Décision faisant jurisprudence de la Cour de cassation : Il traite un stagiaire de « bœuf, idiot, bon à rien », il est licencié et perd ses indemnités
Les insultes et les jurons proférés par un chef cuisinier d'hôtel à l'encontre d'un stagiaire et de ses collègues ont fini devant les tribunaux. Dans le cadre du procès intenté par le chef cuisinier qui réclamait des indemnités après son licenciement, la Cour de cassation a donné raison à l'employeur, rendant une décision qui fait jurisprudence.
Le comportement de K.H., chef cuisinier dans un hôtel, a déclenché une bataille juridique qui allait durer des années. Selon les allégations, le chef cuisinier, qui aurait proféré des insultes et des jurons à l'encontre d'un stagiaire et d'autres employés, a été licencié par son employeur sans indemnités.
Soutenant que son contrat de travail avait été rompu de manière injustifiée, K.H. a saisi le tribunal du travail. Il a réclamé le paiement de ses indemnités de licenciement et de préavis, ainsi que le règlement d'heures supplémentaires, de jours de repos hebdomadaires, de jours fériés et de l'allocation de subsistance minimale.

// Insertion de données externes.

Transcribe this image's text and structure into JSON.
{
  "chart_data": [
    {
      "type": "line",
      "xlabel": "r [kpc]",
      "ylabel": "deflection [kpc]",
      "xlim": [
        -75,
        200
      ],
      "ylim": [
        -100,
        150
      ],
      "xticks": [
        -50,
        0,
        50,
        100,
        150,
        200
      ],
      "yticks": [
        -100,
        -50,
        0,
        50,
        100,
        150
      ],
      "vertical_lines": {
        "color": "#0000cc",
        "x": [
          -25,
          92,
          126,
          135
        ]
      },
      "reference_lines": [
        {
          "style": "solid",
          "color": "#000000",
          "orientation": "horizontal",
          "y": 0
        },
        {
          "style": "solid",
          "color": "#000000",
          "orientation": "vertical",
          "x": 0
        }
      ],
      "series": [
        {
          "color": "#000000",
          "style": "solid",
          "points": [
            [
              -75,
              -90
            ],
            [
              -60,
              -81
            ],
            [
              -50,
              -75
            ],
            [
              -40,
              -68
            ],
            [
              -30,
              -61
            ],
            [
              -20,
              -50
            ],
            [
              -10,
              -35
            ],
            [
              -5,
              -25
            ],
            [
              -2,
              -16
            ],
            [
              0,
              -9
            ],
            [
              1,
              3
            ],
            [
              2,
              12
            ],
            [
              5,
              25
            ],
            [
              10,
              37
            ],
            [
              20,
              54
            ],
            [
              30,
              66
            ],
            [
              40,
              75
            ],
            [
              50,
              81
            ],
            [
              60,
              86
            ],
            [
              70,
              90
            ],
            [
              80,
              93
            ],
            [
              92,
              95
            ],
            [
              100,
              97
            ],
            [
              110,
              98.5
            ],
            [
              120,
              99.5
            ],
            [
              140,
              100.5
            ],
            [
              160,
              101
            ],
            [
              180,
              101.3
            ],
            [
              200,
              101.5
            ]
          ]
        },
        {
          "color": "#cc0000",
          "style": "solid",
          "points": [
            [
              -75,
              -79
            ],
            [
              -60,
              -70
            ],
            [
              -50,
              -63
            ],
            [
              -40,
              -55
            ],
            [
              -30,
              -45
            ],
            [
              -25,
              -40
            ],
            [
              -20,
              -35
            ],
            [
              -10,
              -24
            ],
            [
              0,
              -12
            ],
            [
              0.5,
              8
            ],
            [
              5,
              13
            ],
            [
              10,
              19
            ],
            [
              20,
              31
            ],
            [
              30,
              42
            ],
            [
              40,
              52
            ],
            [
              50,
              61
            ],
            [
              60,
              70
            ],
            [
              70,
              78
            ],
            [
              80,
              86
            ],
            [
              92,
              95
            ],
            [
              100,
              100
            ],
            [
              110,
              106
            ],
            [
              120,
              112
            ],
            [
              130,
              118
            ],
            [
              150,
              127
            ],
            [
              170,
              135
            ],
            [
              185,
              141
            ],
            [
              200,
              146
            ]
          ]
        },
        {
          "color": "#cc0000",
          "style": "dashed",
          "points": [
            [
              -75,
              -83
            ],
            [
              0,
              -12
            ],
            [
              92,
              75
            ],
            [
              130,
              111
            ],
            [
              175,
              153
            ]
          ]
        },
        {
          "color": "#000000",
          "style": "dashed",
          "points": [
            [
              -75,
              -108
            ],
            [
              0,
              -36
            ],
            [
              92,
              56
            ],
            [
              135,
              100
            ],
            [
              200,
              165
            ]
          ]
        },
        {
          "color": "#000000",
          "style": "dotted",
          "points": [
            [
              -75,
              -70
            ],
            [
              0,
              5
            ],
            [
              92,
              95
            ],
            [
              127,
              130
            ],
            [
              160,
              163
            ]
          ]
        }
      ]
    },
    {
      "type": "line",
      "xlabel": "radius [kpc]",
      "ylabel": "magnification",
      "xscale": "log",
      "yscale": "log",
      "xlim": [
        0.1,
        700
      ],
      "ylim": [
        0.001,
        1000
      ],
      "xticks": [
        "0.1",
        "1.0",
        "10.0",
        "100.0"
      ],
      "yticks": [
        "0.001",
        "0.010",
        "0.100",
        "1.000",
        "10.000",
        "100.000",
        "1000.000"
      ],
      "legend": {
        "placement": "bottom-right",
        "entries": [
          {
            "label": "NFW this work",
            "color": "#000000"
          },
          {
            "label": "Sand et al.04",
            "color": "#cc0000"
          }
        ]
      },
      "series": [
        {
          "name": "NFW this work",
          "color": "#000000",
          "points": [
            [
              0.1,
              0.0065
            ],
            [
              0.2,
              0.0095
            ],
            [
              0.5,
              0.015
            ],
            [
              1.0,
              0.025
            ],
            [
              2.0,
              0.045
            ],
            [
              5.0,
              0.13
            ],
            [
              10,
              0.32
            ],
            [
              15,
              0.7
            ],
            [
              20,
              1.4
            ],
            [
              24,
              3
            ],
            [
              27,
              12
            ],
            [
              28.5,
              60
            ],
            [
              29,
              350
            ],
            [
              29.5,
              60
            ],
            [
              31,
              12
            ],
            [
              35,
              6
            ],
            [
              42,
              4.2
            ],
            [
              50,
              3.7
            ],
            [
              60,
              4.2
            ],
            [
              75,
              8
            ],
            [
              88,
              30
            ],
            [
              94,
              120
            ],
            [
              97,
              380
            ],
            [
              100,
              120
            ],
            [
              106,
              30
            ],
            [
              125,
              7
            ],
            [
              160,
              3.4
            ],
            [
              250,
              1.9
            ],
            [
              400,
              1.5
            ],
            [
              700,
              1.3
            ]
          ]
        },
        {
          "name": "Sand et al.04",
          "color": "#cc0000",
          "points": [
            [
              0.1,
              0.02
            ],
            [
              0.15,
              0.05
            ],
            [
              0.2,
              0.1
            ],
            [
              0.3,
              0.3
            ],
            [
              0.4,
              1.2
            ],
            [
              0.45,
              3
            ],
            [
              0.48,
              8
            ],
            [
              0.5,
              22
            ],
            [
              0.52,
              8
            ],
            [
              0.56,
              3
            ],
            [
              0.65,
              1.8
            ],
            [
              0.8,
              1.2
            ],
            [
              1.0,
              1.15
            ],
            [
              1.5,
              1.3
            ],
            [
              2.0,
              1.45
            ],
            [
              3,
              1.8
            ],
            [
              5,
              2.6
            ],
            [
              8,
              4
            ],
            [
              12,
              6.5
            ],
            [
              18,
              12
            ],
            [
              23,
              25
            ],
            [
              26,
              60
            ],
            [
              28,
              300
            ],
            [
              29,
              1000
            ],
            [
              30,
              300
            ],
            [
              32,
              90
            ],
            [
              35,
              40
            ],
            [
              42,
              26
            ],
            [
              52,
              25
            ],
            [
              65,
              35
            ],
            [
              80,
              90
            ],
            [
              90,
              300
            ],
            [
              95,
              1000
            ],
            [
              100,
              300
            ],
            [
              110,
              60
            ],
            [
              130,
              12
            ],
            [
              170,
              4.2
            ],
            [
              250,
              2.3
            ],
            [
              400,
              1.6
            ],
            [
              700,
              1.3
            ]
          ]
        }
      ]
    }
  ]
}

L'EMPLOYEUR : IL A PERTURBÉ L'ORDRE DU TRAVAIL
La direction de l'hôtel a soutenu que le plaignant avait eu un comportement insultant et grossier non seulement envers le stagiaire M.K., mais aussi envers d'autres employés. Affirmant que le contrat de travail avait été résilié pour un motif légitime conformément à la loi sur le travail n° 4857, l'entreprise a demandé le rejet de la plainte, précisant que les heures supplémentaires avaient été enregistrées sur les fiches de paie et payées par virement bancaire.
LE TRIBUNAL DE PREMIÈRE INSTANCE A EU UNE ANALYSE DIFFÉRENTE
En examinant le dossier, le tribunal du travail a souligné qu'aucun document concret étayant les allégations de l'employeur n'avait été présenté. De plus, jugeant que le contrat de travail ne mentionnait pas que les heures supplémentaires étaient incluses dans le salaire, le tribunal a décidé d'accepter partiellement la demande.
La cour d'appel a confirmé cette décision. Cependant, suite au recours en cassation de l'employeur, le dossier a été porté devant la Cour de cassation.
LA COUR DE CASSATION : LA RELATION DE CONFIANCE EST ROMPUE
En évaluant le dossier, la 9e chambre civile de la Cour de cassation a souligné que si les comportements d'un employé contraires aux règles de moralité et de bonne foi perturbent la paix au travail, l'employeur peut exercer son droit de licenciement immédiat.
Dans sa décision, il est précisé que le licenciement prononcé par l'employeur était justifié en raison du harcèlement du plaignant envers son collègue, de ses jurons, de la perturbation de la sérénité au travail et de ses comportements contraires à la discipline professionnelle.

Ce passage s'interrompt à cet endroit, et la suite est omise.